Elbette, gece otopsi yapılmasını gerektirecek istisnai durumlar olabilir. Deprem, su baskını gibi doğal felaketler, bombalama, toplumsal çatışmalar gibi çok kişinin aynı anda öldüğü durumlar, bu istisnai durumlara örnek gösterilebilir. Bazen, ölenin gömüleceği yer uzak bir ilde olduğundan, mevsim de sıcaksa, taşıma esnasında çürüme ve kokuşmayı engellemek için, ölenin yakınları, cesedi gece götürmek isteyebilirler.

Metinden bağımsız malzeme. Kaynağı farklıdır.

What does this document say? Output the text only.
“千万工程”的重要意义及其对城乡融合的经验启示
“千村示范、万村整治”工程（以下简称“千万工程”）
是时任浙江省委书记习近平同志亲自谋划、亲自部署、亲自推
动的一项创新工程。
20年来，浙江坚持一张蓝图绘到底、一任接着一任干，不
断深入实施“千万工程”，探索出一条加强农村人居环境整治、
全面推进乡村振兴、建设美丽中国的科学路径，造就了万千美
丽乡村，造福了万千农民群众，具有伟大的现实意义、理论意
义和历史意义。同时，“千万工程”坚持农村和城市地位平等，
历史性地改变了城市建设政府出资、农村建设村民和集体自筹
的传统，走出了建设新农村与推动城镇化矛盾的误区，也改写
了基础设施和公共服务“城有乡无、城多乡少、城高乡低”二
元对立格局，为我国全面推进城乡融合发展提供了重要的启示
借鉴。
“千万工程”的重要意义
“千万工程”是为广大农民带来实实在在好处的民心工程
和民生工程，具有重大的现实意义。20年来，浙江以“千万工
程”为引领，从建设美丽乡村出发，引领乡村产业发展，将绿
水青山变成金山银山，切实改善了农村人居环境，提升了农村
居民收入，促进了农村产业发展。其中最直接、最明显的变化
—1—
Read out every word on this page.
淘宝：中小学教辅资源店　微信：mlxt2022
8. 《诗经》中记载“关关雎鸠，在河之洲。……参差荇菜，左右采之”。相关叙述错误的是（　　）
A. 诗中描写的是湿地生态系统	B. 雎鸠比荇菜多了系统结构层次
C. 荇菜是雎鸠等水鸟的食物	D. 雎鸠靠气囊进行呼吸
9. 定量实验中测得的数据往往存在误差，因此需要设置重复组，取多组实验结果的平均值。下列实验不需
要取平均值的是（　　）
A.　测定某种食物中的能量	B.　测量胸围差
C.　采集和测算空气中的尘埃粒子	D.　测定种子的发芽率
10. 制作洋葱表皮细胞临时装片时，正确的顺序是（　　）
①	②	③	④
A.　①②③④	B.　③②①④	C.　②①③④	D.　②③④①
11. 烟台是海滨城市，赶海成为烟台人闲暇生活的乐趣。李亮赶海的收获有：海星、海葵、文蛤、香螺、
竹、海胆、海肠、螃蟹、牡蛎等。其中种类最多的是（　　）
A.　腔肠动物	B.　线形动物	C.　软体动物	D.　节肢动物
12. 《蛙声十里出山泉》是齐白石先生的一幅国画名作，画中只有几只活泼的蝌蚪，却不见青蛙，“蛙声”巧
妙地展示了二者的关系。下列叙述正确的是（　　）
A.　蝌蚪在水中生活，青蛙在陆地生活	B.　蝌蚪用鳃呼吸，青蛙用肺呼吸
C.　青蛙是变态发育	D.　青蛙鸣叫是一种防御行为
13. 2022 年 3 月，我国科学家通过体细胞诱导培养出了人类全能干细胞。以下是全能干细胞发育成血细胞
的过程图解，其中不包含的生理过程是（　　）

Böyle, olağan dışı durumlarda, karşılıklı iletişim ve hoşgörü çerçevesinde ilgili tüm kişiler gibi hekimler de fedakârlıkta bulunmaktan çekinmeyecektir.
Sonuç olarak, adli bir olayda olay yeri incelemesi ve ölenin ilk değerlendirmesi acil yapılması gereken bir işlem iken, otopsi işlemi geceden gündüze bırakılamayacak kadar acil değildir. Aslolan, otopsi işleminin, usulüne uygun olarak kaliteli bir şekilde yapılmasıdır. Yapılması gereken bir işlemin yapılmış olmasından ziyade, nitelikli yapılması, hizmeti sunan ve alan kurumların olduğu kadar olayın tarafları olan vatandaşların da güvencesi olacaktır.